Конечно, отчасти мы воспитаны на передвижниках. Никогда не понимал это искусство, не понимал, зачем оно и не воспринимал это как искусство, как живопись, это просто рассказ. Рассказ или иллюстрация к чему-либо. Классику традиционной живописи (Паоло Учелло, Тициана, Леонардо да Винчи или Микеланджело) я стал понимать гораздо позже. Первое откровение в живописи — «Бубновый валет», как ни странно. Потом развитие восприятия глаза усложнялось, и постепенно стало понятно, что такое Матисс. В МСХШ говорили, что нельзя чёрной краской, и я приходил в Пушкинский музей и думал: «Как же он закрасил чёрной краской стол, нельзя же!». Понимание, что можно, заняло достаточно большой период. Это не так просто оказалось. Зато потом всё происходило быстрее, и через французскую колористику я уже пришёл к американской школе живописи, абстрактной, геометрической Абстракции, color field painting, периода 60-х в Лос-Анджелесе. Сложно сказать, кто прямо так сильно подействовал, потому что каждый раз это было очередное открытие. Один из художников, который на меня до сих пор производит неизгладимое впечатление — Эльсуорт Келли, я просто вздрагиваю от некоторых его вещей. Это что-то очень простое, смотрю и понимаю, что так не могу, потому что это настолько просто... Достаточно одного пятна или одной линии... и это пока недостижимо.
Андрей: Что тебе больше помогает в работе: музыка, живопись, путешествия?
Борис: Если говорить о музыке, то в основном помогают простые минималистские вещи, где читается каждая нота, каждая пауза. Возникающая между звуками тишина — это для меня самое ценное в музыке. И когда мне удаётся это услышать, я получаю наслаждение. Точно так же в архитектуре, где очень важны свет и тень, рельеф и контррельеф, они проявляют форму, как ноты и паузы в музыке. Я люблю музыку Гии Канчелли, Шнитке — чистые, простые вещи. Из электронной музыки я слушаю спокойное IDM техно.
Но визуальное восприятие сильнее, и на меня больше влияли живопись, графика, архитектура и скульптура. А побуждение к творчеству — любовь, конечно, восхищение и откровение. Откровение восприятия. Это может быть увиденный утром луч солнца, который вдруг создаёт какое-то удивительное настроение и хочется что-то делать. Это может быть скульптура на выставке, какая-нибудь головка Бранкузи — видишь, как падает тень, и поражаешься тому, как всё легко сделано. Это могут быть путешествия, когда ты просыпаешься в другом мире и удивляешься. Каждый новый проект должен быть откровением, иначе это рутина и повторяющееся событие, и тогда жалко той части своей жизни, которая на это потрачена.
Андрей: Теперь о путешествиях.
Борис: Очень интересно сравнивать своё первое появление в том или ином месте и последующее. Занятно вспоминать первые впечатления, они, как правило, самые сильные. Почему Италия — удивительная страна. На небольшом в общем-то пространстве путешествие с юга на север или с севера на юг абсолютно меняет твой горизонт восприятия. Города, находящиеся друг от друга на расстоянии 50 километров — Венеция и Милан, Милан и Флоренция, Флоренция и Рим — это просто разные миры. Каждый раз это откровение, поэтому по Италии можно путешествовать бесконечно.

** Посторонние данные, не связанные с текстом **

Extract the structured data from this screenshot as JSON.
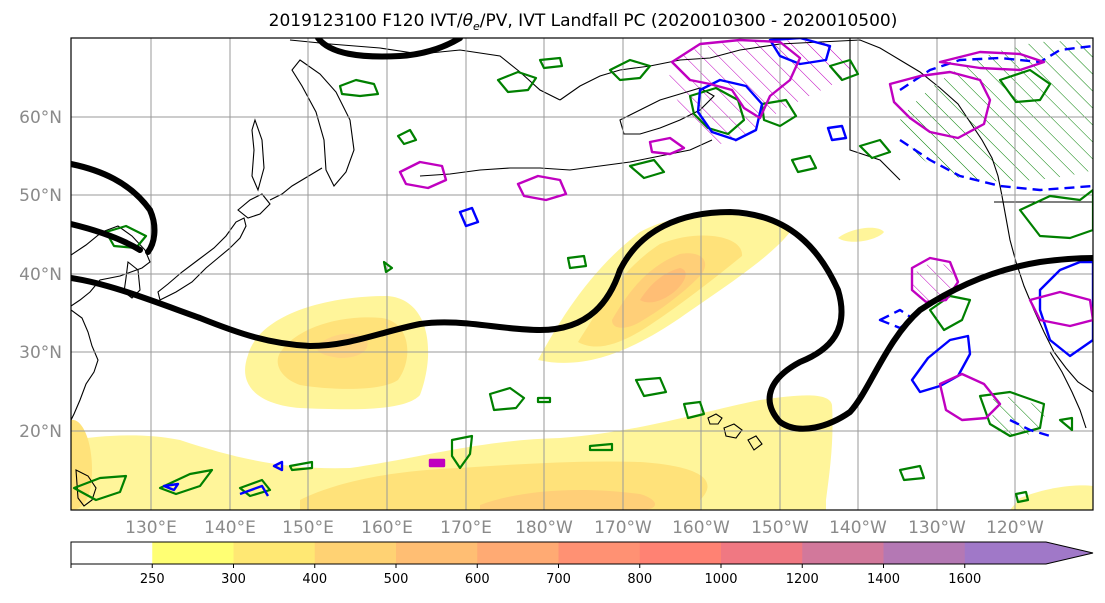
{
  "title": "2019123100 F120 IVT/θe/PV, IVT Landfall PC (2020010300 - 2020010500)",
  "title_parts": {
    "prefix": "2019123100 F120 IVT/",
    "theta": "θ",
    "theta_sub": "e",
    "suffix": "/PV, IVT Landfall PC (2020010300 - 2020010500)"
  },
  "lat_labels": [
    "60°N",
    "50°N",
    "40°N",
    "30°N",
    "20°N"
  ],
  "lon_labels": [
    "130°E",
    "140°E",
    "150°E",
    "160°E",
    "170°E",
    "180°W",
    "170°W",
    "160°W",
    "150°W",
    "140°W",
    "130°W",
    "120°W"
  ],
  "colorbar": {
    "ticks": [
      "250",
      "300",
      "400",
      "500",
      "600",
      "700",
      "800",
      "1000",
      "1200",
      "1400",
      "1600"
    ],
    "colors": [
      "#ffffff",
      "#ffff73",
      "#ffe873",
      "#ffd273",
      "#ffbe73",
      "#ffaa73",
      "#ff9173",
      "#ff8273",
      "#f07882",
      "#d2789b",
      "#b478b4",
      "#a078c8"
    ],
    "extend": "max"
  },
  "colors": {
    "ivt_levels": [
      "#fff59a",
      "#ffe27a",
      "#ffcf78",
      "#ffbe75"
    ],
    "green_contours": "#008000",
    "blue_contours": "#0000ff",
    "magenta_contours": "#c000c0",
    "jet_contour": "#000000",
    "grid": "#9a9a9a",
    "axis_labels": "#8a8a8a"
  }
}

Но самые сильные впечатления остаются от Венеции, их сложно передать словами, как-то описать, это скорее прозрачный колористический звон, некое эмоциональные ощущение, и оно не воплощается в конкретную форму — это просто ощущение мира, жизни. Восприятие Венеции настолько индивидуально и уникально, что часто не имеет ничего общего с самим городом и с тем, как он формировался: сплавление Византии и более позднего влияния ислама, Возрождения, и всё вместе — волшебный аккорд, который не хочется препарировать. Причём каждый раз Венеция удивительно разная, с огромным количеством культурных слоёв, которые всякий раз считываешь заново, и много раз приезжая, оказываешься в совершенно разных мирах.
Гуляешь по Дорсодуро и смотришь на палладианские храмы Иль Реденторе и Сан Джорджио Маджоре через Джудекку и это — абсолютно музыкальный диалог.
Андрей: А ты бы хотел спроектировать храм?
Борис: Да, конечно, мне было бы интересно спроектировать православный храм, несмотря на то, что я не воцерковленный человек. Я не знаю ни одного русского современного православного храма.
Андрей: И не узнаешь, пока в проектировании православных храмов будет зарегламентировано абсолютно всё. Поэтому хочется спроектировать православный храм, но не в системе тех канонов, которые сконструировала церковь, а в собственной интерпретации основных постулатов православия, как это позволено в других конфессиях, в том числе даже в исламской архитектуре. Наша церковь не впускает в себя изменений внешнего мира и тем обрекает храмовую архитектуру на пребывание в архаике. Это можно было бы назвать традицией, если не вспоминать тонкое замечание Кендзо Танге по этому поводу, что «традиция существует лишь в процессе постоянного обновления».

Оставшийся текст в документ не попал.